The therapeutic action of NSAIDs is thought to be due to inhibition of COX-2, whereas their gastrointestinal toxicity is believed to be due to inhibition of COX-1. NSAIDs, which inhibit both COX-1 and COX-2, are responsible for an estimated 100,000 hospitalizations and as many as 16,500 deaths a year in the United States alone, Dr. Dannenberg said.

“With the development of selective COX-2 inhibitors, we can expect dramatic improvement in these numbers and hence can begin to consider using these agents for prevention of cancer,” he said.

In the less than 2 years since celecoxib (Celebrex), the first selective COX-2 inhibitor, was granted FDA approval, this new class of drugs has revolutionized the treatment of osteoarthritis. Rofecoxib (Vioxx) was the second selective COX-2 inhibitor to receive FDA approval.

In 1999, the FDA granted approval for the use of celecoxib for the treatment of familial adenomatous polyposis (FAP). In preapproval trials, celecoxib reduced overall tumor burden by an average of 31%, over a 6-month course of treatment, with some FAP patients achieving as much as an 80% reduction and some as little as 10%.

Theoretical Basis of Trials

Dr. Dannenberg, who is also director of cancer prevention at Weill, is involved in an initiative with the American Association for Cancer Research and the FDA to develop guidelines to expedite drug development for premalignant lesions. At the press briefing, he outlined the theoretical basis of the new COX-2 inhibitor cancer prevention trials.

Cyclooxygenase (COX) is an enzyme that catalyzes the synthesis of prostaglandins from arachidonic acid, he said. Prostaglandins have been implicated in carcinogenesis. In the early 1990s, it was discovered that there are two isoforms of COX, each occupying a place on a different chromosome.

COX-1, a constitutive gene, fulfills a homeostatic function in the GI tract. COX-2, an inducible gene, is an immediate early response gene that is induced by growth factors, proinflammatory cyto-kines, carcinogens, oncogenes, and tumor promoters.

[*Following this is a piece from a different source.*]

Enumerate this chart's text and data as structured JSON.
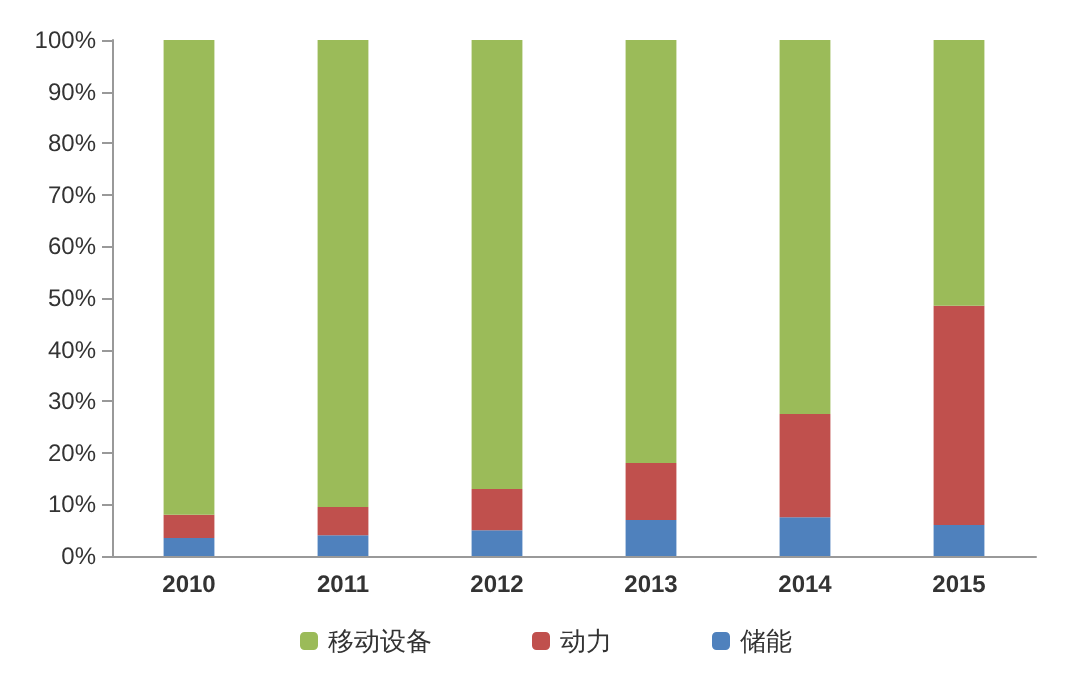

COX-2 can convert tobacco procar-cinogens into carcinogens. Further, high levels of COX-2 promote angiogenesis, feeding tumor blood supply, and inhibit apoptosis, leading to unregulated cell growth.

COX-2 is overexpressed in at least 85% of colorectal cancers and in half of all premalignant adenomas, Dr. Dannenberg said. It is also overexpressed in malignancies of the breast, lung, liver, pancreas, skin, bladder, cervix, stomach, esophagus, and head and neck.